What exactly is a "cruel and unusual punishment" within the meaning of the Eighth Amendment?  Did the framers intend only to ban punishments-- such as "drawing and quartering" a prisoner, or having him boiled in oil or burned at the stake--that were recognized as cruel at the time of the amendment's adoption?  Or did they expect that the list of prohibited punishments would change over time as society's "sense of decency" evolved?  One clue to the expectations of the framers comes from the debates of the First Congress that proposed the Eighth Amendment.  On the floor of the House, Representative Livermore complained about the vagueness of the amendment's language: "It is sometimes necessary to hang a man, villains often deserve a whipping, and perhaps having their ears cut off, but are we in the future to be prevented from inflicting those punishments because they are 'cruel'?"  Despite Livermore's objections, the vague language, subject to new interpretation over time, was left unchanged and the amendment ratified.  The Supreme Court in the 1958 case of Trop v Dulles, expressly endorsed the view that what are prohibited "cruel and unusual punishments" should change over time, being those punishments which offend society's "evolving sense of decency."

The cases on this page suggest the wide variety of questions raised by the Eighth Amendment. 

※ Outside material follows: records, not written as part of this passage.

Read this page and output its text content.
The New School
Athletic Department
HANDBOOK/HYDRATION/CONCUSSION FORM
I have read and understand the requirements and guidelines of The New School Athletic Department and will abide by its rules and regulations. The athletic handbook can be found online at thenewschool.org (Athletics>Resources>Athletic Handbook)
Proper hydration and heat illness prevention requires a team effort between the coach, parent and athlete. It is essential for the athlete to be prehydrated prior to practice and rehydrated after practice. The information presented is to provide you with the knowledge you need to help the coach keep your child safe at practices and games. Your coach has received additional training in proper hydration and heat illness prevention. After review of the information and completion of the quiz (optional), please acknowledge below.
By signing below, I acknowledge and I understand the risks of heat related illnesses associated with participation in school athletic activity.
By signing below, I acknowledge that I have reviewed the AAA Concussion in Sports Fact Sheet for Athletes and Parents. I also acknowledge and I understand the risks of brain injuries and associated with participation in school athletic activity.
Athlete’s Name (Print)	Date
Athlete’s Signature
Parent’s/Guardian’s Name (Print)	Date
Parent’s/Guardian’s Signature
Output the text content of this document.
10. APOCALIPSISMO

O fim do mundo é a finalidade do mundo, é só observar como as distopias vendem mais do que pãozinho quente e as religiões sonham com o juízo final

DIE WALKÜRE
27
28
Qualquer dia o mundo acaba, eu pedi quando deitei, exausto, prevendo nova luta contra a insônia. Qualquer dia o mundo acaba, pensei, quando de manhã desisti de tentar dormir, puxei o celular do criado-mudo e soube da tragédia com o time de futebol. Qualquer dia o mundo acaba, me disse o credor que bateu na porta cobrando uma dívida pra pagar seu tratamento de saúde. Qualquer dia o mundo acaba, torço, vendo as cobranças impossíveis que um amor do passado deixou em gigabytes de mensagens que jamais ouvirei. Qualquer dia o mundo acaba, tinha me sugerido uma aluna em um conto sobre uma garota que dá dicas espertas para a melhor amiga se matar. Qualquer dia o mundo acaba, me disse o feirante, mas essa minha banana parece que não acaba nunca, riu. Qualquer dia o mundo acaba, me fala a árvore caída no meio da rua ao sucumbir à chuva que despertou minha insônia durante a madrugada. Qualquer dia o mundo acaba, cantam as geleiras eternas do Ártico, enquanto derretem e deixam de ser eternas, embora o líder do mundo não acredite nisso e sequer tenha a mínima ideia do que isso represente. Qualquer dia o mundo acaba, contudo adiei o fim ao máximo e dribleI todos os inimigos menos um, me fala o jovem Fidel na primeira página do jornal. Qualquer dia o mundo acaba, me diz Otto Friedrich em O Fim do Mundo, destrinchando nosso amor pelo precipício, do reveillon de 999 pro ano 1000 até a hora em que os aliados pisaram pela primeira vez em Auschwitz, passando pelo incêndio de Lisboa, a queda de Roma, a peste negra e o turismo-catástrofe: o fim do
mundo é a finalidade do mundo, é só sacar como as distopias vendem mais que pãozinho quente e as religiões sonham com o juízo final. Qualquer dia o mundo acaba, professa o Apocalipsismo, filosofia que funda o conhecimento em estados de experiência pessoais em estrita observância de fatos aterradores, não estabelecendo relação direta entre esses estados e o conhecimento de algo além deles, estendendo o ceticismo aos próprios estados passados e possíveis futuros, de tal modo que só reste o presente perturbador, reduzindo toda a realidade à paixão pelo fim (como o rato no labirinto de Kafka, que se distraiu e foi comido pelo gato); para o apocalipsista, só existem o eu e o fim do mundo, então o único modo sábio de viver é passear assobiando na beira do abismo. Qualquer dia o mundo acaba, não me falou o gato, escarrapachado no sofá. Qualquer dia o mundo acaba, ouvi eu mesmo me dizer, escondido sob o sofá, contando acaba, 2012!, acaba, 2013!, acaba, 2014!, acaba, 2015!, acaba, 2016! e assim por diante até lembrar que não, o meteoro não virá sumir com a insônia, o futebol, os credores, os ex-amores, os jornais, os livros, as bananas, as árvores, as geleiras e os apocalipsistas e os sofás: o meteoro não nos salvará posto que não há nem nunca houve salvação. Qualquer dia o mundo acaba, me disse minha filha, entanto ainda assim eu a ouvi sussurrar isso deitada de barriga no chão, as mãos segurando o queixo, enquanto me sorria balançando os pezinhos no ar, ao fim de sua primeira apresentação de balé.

In Frances v Resweber, the Court considers whether a state can put a condemned man on an electric chair a second time, after sending a non-lethal bolt of electricity through him in its first attempt.  By a 5 to 4 vote, the Court in Frances permits the second execution, with the majority concluding that the "cruelty" of the punishment at issue should not be measured by what happened in the past or the mental anguish the prisoner might feel as he awaits his second date with the chair.  The four dissenters, however, contended that the sequence of events was relevant, and that no one would doubt but that a punishment that consisted of two jolts of electricity weeks apart would be cruel.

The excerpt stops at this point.